The Inside Edge
Finding the right estate agent can be a daunting task. After all you’re entrusting them with the sale of your largest assest and the difference between a good one and a bad one could be weeks of stress and thousands of pounds.
If you’ve recently bought a house then you’ll have an insight into how the local agents treated you as a potential buyer and what they did that you liked and what you didn’t.
It’s a bit like recruitment in many ways – you know they roughly fit the bill, you interview them and some you will instantly like or dislike and you will have some in the middle that are hard to differentiate – after all they all give roughly the same patter and attempt to tell you what they think you want to hear.
So how do you assess them?
Start by getting clear on your needs and the qualities that you want in the person/ company that you want to work with. What are your aims? A fast sale, the highest price, a personal service, low fees, a local agent, a person you trust? If you can order this list in priority descent then you have a system by which to rate your potential agents.
Six areas we feel are important are listed below:
You will get a range of valuations from different agents and the most important thing for me is that a valuation is realistic and demonstrable. There’s no point an agent feeding your dreams of a huge profit if the price is unrealistic and will not sell. Likewise a low price will likely achieve a quicker sale but if one of your aims is to make a capital gain then this does not serve your purpose. Most agents will bring comparable properties that are either on the market now (so you know what the competition is) and what has been recently sold, by them and by other agents in the area.
Estate Agents’ Fees
These days the typical fee is around 2% and have been known to go as low as 1% and up to 3%. Some agents work on a set fee, which you could argue removes the incentive for them to achieve the best price, or you could argue that it stops them favouring one property over another. I’m a firm believer that you get what you pay for – but it doesn’t necessarily follow that the most expensive is the best – you have to assess value.
Broadly speaking estate agents all do similar things to market properties, but the details matter. Look at some agents’ brochures and there will be only one photo, look at others and there will be myriad, all taken with care and attention to detail to show off the features of your house. A badly taken picture can make the largest, sunniest room look dingy and pokey. The reverse is also true.
Consider where you’ve been looking for properties – does your prospective agent advertise there? The local paper, Rightmove (of course!), Primelocation, what does their own website look like? Is it easy to find (search for ‘properties for sale in …” or ‘estate agents in…..’ on google – are they on the top half of the first page? If not, who is?
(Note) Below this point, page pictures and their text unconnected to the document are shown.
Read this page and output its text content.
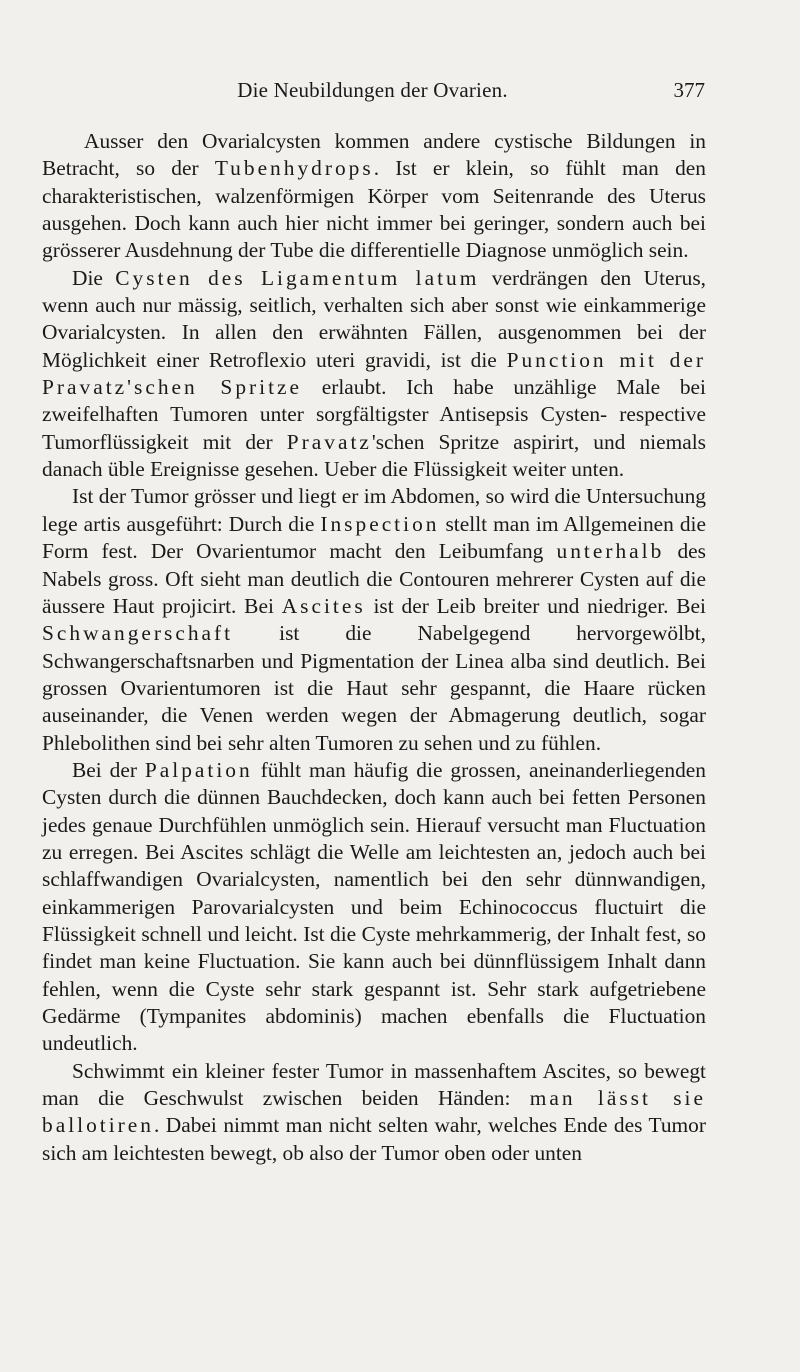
Die Neubildungen der Ovarien.	377

Ausser den Ovarialcysten kommen andere cystische Bildungen in Betracht, so der Tubenhydrops. Ist er klein, so fühlt man den charakteristischen, walzenförmigen Körper vom Seitenrande des Uterus ausgehen. Doch kann auch hier nicht immer bei geringer, sondern auch bei grösserer Ausdehnung der Tube die differentielle Diagnose unmöglich sein.

Die Cysten des Ligamentum latum verdrängen den Uterus, wenn auch nur mässig, seitlich, verhalten sich aber sonst wie einkammerige Ovarialcysten. In allen den erwähnten Fällen, ausgenommen bei der Möglichkeit einer Retroflexio uteri gravidi, ist die Punction mit der Pravatz'schen Spritze erlaubt. Ich habe unzählige Male bei zweifelhaften Tumoren unter sorgfältigster Antisepsis Cysten- respective Tumorflüssigkeit mit der Pravatz'schen Spritze aspirirt, und niemals danach üble Ereignisse gesehen. Ueber die Flüssigkeit weiter unten.

Ist der Tumor grösser und liegt er im Abdomen, so wird die Untersuchung lege artis ausgeführt: Durch die Inspection stellt man im Allgemeinen die Form fest. Der Ovarientumor macht den Leibumfang unterhalb des Nabels gross. Oft sieht man deutlich die Contouren mehrerer Cysten auf die äussere Haut projicirt. Bei Ascites ist der Leib breiter und niedriger. Bei Schwangerschaft ist die Nabelgegend hervorgewölbt, Schwangerschaftsnarben und Pigmentation der Linea alba sind deutlich. Bei grossen Ovarientumoren ist die Haut sehr gespannt, die Haare rücken auseinander, die Venen werden wegen der Abmagerung deutlich, sogar Phlebolithen sind bei sehr alten Tumoren zu sehen und zu fühlen.

Bei der Palpation fühlt man häufig die grossen, aneinanderliegenden Cysten durch die dünnen Bauchdecken, doch kann auch bei fetten Personen jedes genaue Durchfühlen unmöglich sein. Hierauf versucht man Fluctuation zu erregen. Bei Ascites schlägt die Welle am leichtesten an, jedoch auch bei schlaffwandigen Ovarialcysten, namentlich bei den sehr dünnwandigen, einkammerigen Parovarialcysten und beim Echinococcus fluctuirt die Flüssigkeit schnell und leicht. Ist die Cyste mehrkammerig, der Inhalt fest, so findet man keine Fluctuation. Sie kann auch bei dünnflüssigem Inhalt dann fehlen, wenn die Cyste sehr stark gespannt ist. Sehr stark aufgetriebene Gedärme (Tympanites abdominis) machen ebenfalls die Fluctuation undeutlich.

Schwimmt ein kleiner fester Tumor in massenhaftem Ascites, so bewegt man die Geschwulst zwischen beiden Händen: man lässt sie ballotiren. Dabei nimmt man nicht selten wahr, welches Ende des Tumor sich am leichtesten bewegt, ob also der Tumor oben oder unten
Big Office vs Small Office
A small agency may offer a more personal service – a single point of contact and the knowledge that your property is not likely to get lost under a heap of instructions. However, a larger agency will have more resources under its belt, for making calls to prospective buyers, sending out mailing lists and advertising in the local papers. A big office will more likely attract more buyers in to register – but then the overhead cost of that office has to come from somewhere – your fees! Weigh up what is more improtant to you.
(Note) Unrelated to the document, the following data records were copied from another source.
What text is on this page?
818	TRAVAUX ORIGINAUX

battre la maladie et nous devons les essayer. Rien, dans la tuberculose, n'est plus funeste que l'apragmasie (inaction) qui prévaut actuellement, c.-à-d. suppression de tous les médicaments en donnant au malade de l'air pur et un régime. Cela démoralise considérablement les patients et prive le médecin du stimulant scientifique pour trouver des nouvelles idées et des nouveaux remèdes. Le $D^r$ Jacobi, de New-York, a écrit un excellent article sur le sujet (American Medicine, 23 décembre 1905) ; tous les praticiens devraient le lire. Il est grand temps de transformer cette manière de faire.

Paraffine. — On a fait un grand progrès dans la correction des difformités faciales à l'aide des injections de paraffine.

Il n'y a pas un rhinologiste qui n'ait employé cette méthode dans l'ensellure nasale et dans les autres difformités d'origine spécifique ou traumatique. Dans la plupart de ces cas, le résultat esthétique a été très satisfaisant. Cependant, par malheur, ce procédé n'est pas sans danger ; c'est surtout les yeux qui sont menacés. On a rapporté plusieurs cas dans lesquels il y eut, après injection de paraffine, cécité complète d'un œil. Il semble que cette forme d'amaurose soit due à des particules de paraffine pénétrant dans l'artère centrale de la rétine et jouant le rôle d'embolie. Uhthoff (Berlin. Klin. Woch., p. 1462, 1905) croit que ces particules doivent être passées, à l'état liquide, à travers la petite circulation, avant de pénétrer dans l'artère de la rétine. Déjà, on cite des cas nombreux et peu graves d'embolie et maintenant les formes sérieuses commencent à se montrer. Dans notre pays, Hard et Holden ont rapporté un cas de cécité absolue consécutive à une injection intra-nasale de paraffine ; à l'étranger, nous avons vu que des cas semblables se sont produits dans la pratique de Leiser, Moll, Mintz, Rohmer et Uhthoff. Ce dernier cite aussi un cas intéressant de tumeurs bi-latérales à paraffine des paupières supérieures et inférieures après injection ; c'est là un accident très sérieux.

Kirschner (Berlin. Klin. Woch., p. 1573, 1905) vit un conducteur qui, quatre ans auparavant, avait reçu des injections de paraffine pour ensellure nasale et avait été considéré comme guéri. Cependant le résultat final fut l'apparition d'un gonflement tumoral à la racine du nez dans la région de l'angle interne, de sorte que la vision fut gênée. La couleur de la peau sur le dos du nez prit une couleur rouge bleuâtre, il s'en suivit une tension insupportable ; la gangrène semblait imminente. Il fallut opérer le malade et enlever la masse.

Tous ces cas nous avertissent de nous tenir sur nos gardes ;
For me the most important aspect. Do you like the agent as a person, do you trust them and believe they can sell your house, and are they the sort of person you want to deal with? If you like them then its likely others will as well, and as the old adge goes: ‘people buy people not products’.
After all this consideration you can get an idea for what it might be like to work with the estate agents you’ve been considering – but you can get an even clearer picture of what this is like by speaking to people who have had the experience. A personal recommendation goes a long way and likewise a negative recommendation can save a lot of pain. Ask friends and family in the area what there experience has been of local estate agents – or even knock on a door displaying a sign, why not!
In the end you have to make a decision based on the sum of these factors and your ‘gut feeling’. Keeping a checklist of things you want in an agent and a list of services that are important to you should make this process much easier – also keep notes on each agant so afterwards you can sit down with a cup of tea and review what they said, how much they valued the house at and any other pertinent advice or information they offered.
Whoever you choose, giving clear instructions and explaining your aims from the start will help the relationship from start to finish.